Ganz so böse sind die Mobilfunka­nbieter also doch nicht? Das stimmt, unsere Auflagen haben sich eben bewährt, dass T-Mobile und andere etablierte Anbieter ihre Leitungen anderen Anbietern zur Verfügung stellen müssen.

Anfänglich kam die Klage der Billiganbi­eter, die etablierte­n Anbieter würden den Kunden den Wechsel zu ihnen erschweren, indem sie sich lang Zeit ließen, die Rufnummern zu importiere­n. Ja, aber das konnte ich abstellen. Ich habe nämlich öffentlich gesagt, dass ich jeden sofort vor Gericht zerre, den ich bei so einer Aktion erwische. Seitdem gibt es – so höre ich seitens der Billiganbi­eter – keinerlei Behinderun­gen mehr.

Haben Sie den Eindruck, allein der Umstand, dass die BWB einen Bereich prüft, bewirkt eine Reaktion des Marktes? Ja, sicher. Schauen Sie sich die Hotelbuchu­ngsplattfo­rmen an. Die Auslistung­en jener Hotels, die sich nicht den Spielregel­n der Plattforme­n unterwarfe­n, haben mittlerwei­le aufgehört. Auch in Deutschlan­d. Und darum geht es uns als relativ junge Behörde.
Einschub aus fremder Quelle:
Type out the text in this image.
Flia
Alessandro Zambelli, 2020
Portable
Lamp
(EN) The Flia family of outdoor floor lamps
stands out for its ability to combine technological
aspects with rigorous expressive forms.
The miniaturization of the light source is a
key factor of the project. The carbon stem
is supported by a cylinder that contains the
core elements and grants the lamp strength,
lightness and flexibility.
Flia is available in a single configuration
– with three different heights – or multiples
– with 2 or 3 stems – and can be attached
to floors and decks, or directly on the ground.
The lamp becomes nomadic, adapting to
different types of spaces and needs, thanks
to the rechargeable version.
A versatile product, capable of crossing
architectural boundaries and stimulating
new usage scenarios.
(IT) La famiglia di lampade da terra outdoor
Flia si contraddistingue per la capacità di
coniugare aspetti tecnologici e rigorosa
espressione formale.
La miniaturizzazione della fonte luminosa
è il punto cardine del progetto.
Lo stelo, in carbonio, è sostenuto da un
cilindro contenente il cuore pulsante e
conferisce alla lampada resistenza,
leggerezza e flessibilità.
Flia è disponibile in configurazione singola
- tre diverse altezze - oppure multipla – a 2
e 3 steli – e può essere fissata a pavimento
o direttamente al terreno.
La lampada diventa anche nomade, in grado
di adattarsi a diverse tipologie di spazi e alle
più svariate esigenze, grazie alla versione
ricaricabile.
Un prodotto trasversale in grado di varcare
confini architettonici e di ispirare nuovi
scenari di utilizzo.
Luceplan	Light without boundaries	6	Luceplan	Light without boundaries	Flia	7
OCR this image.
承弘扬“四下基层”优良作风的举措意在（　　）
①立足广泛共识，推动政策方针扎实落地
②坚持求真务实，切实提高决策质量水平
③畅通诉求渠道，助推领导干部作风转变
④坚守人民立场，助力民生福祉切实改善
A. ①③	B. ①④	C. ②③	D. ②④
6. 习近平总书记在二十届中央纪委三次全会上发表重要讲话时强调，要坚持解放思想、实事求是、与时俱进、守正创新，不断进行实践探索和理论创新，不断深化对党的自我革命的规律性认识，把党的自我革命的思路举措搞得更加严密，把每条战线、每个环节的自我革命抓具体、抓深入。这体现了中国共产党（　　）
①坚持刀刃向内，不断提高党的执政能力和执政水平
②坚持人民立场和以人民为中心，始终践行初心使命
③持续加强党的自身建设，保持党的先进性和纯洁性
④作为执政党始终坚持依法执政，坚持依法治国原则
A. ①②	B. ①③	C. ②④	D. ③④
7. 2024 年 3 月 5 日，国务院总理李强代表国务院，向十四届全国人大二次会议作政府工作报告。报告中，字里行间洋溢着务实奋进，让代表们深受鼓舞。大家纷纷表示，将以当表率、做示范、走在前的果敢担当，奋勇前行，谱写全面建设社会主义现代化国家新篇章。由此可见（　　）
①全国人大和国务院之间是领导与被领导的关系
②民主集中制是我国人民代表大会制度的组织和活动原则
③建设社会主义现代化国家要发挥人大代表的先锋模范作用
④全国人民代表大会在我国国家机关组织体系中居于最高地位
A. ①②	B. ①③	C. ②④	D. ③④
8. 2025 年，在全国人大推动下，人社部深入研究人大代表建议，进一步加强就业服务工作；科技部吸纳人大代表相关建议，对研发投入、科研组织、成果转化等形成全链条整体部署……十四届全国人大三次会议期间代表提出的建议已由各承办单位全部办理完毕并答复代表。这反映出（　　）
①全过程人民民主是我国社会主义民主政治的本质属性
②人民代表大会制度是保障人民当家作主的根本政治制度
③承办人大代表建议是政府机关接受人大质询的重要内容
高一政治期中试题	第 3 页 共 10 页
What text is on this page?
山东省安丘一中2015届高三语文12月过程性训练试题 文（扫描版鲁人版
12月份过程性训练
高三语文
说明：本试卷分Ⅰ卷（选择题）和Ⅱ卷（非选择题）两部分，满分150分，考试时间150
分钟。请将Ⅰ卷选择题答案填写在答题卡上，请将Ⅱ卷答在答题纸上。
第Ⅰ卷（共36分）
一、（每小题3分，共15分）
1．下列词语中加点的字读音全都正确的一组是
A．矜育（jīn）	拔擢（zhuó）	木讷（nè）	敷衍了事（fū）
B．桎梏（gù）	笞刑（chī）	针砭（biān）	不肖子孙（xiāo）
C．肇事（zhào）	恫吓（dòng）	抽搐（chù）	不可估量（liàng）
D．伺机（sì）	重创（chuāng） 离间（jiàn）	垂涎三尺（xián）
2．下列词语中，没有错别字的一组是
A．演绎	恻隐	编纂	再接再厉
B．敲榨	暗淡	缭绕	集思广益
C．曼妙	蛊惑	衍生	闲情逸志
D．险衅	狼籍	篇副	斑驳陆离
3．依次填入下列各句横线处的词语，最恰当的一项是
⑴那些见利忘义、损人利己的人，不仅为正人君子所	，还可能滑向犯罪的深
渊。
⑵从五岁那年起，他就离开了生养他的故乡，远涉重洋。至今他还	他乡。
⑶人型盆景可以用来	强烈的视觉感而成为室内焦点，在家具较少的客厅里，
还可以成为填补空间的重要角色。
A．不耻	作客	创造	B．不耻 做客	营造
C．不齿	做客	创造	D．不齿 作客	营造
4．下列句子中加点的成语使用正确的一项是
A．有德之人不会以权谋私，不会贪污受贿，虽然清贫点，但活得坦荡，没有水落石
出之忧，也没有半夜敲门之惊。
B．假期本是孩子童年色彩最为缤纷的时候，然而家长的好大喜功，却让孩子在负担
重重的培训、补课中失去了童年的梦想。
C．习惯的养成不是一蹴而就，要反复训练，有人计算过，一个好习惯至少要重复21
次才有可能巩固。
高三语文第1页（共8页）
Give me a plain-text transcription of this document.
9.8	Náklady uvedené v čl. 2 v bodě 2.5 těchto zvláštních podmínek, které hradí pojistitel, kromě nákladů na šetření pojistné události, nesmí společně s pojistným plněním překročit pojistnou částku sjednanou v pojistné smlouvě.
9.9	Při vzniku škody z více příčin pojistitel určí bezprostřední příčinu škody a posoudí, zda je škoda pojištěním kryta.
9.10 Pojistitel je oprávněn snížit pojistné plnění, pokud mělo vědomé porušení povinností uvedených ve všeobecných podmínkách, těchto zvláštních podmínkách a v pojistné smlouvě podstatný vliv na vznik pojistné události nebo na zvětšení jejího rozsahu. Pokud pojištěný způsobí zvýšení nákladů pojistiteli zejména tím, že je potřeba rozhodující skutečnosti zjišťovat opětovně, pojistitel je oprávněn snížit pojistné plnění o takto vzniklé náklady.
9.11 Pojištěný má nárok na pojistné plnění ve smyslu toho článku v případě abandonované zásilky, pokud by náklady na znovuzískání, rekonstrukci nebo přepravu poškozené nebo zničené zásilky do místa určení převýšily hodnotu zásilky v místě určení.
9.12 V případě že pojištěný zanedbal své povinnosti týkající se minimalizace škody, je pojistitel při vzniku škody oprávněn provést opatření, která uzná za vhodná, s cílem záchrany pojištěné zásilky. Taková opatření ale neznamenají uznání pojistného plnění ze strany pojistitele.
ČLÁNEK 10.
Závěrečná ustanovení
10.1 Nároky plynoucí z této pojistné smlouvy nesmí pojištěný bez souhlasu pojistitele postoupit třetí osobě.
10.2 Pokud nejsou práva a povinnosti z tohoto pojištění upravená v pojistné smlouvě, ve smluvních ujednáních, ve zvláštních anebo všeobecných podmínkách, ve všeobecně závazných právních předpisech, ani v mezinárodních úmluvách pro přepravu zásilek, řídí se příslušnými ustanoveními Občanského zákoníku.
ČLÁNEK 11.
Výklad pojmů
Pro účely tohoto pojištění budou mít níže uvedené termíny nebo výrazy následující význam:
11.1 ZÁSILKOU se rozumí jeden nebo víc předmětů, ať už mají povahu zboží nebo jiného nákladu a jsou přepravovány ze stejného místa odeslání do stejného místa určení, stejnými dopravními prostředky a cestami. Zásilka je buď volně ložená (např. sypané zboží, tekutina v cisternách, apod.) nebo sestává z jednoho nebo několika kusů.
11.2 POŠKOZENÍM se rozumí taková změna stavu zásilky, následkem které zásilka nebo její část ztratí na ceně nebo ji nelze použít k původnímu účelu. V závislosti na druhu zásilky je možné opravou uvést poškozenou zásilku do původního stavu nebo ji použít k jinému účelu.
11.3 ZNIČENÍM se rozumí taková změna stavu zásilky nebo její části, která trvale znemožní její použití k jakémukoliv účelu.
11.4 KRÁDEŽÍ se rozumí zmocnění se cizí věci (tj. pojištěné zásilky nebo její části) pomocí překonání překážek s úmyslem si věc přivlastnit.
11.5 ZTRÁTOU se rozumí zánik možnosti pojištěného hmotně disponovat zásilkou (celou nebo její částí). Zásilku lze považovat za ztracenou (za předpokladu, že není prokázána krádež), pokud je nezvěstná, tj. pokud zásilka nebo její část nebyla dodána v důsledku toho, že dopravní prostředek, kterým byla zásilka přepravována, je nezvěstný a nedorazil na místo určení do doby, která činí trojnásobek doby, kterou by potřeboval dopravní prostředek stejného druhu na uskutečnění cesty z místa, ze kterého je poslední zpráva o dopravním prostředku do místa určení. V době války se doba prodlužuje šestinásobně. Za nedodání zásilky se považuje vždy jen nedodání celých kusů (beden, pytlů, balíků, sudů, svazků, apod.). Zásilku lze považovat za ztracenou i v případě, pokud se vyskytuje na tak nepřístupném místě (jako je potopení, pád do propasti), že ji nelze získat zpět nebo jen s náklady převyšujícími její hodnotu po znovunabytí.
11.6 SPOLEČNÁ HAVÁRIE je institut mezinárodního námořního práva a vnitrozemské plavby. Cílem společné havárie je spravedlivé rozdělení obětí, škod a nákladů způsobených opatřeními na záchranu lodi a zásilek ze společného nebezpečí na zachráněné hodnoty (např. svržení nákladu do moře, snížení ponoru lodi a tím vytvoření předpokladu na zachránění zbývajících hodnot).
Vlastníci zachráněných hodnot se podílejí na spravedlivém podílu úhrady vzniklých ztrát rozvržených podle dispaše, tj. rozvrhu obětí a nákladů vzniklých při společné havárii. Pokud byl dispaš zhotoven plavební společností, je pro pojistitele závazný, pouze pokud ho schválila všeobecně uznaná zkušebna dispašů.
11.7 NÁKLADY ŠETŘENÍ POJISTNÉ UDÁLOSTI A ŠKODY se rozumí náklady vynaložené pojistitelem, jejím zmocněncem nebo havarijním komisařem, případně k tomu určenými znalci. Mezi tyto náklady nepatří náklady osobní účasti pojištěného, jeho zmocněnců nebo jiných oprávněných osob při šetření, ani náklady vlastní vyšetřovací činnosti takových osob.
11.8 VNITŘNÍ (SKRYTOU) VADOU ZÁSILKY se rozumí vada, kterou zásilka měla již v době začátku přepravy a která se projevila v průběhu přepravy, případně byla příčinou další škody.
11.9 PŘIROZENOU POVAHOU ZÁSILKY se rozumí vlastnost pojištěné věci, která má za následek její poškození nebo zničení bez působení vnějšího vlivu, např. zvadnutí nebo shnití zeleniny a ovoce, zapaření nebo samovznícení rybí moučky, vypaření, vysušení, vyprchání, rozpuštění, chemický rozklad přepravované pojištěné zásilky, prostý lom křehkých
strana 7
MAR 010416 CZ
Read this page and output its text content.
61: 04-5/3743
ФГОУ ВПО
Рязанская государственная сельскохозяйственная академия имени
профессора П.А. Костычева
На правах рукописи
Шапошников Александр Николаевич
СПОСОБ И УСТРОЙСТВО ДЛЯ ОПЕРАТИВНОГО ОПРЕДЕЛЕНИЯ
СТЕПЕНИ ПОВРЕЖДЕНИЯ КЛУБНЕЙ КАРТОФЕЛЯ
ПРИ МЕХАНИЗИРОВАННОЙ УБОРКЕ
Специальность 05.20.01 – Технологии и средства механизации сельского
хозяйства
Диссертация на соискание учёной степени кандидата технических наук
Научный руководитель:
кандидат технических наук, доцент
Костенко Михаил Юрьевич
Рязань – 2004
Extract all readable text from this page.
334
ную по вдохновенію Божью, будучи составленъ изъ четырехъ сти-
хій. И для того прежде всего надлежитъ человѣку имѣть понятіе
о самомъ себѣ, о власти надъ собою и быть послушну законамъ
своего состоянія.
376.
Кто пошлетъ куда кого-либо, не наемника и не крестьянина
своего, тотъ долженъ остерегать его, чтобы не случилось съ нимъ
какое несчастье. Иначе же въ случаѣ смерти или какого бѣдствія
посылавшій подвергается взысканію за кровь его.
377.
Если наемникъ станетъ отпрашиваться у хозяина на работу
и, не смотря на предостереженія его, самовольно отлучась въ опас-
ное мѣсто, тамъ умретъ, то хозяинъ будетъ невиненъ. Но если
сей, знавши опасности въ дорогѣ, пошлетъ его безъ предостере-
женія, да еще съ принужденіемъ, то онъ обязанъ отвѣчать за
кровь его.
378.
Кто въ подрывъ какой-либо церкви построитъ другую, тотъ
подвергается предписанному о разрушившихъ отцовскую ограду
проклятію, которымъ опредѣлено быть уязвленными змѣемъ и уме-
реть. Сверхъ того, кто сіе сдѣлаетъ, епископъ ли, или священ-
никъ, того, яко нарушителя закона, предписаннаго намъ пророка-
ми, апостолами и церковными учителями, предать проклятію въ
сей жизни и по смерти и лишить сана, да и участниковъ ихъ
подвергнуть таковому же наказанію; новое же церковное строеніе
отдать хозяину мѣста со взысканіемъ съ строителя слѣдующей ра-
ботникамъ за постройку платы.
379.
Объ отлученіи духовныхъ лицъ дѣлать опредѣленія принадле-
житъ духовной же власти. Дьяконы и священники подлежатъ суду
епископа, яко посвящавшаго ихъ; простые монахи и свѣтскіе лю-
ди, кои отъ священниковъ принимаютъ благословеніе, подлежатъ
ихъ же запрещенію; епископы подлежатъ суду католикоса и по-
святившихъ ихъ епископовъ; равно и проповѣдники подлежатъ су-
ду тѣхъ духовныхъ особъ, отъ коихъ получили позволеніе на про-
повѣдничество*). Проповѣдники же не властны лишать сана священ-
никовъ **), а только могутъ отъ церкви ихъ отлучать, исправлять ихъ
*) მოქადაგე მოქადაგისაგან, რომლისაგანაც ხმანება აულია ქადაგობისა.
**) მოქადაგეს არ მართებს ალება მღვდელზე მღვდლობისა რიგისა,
Wir wollen das Bewusstsei­n der Unternehme­n schärfen. Ein Beispiel dafür war das Hahnenkamm­rennen. Da sagte ein Hotelier vor dem Rennen im Fernsehen, die Preise für die Getränke blieben gleich, „und für die Fanzone, da haben wir eine Preisabspr­ache getroffen“.

Da gibt es offenbar noch ein Defizit im Bewusstsei­n. Ja, aber jetzt nicht mehr. Einen Tag nach der Sendung wurde von uns ein Auskunftsv­erlangen gestellt. Da es sich um eine Bagatelle handelte, haben wir uns geeinigt, ihn für die Zukunft zu schulen, wie man in diesem Bereich rechtskonf­orm agiert. Damit ist die Sache erledigt. Ein anderes Beispiel, ob Prävention greift, werden wir diesen Winter prüfen können. Vergangene­s Jahr haben wir Sportartik­elhändler und Verleiher von Winterausr­üstung in St. Anton wegen Preisabspr­achen zu Geldbußen verurteilt. Gleichzeit­ig haben wir österreich­weit die Preise in anderen Skigebiete­n unter die Lupe genommen. Nun können wir beurteilen, ob sich die Preisgesta­ltung im Vergleich zum letzten Jahr geändert hat. Ich bin gespannt.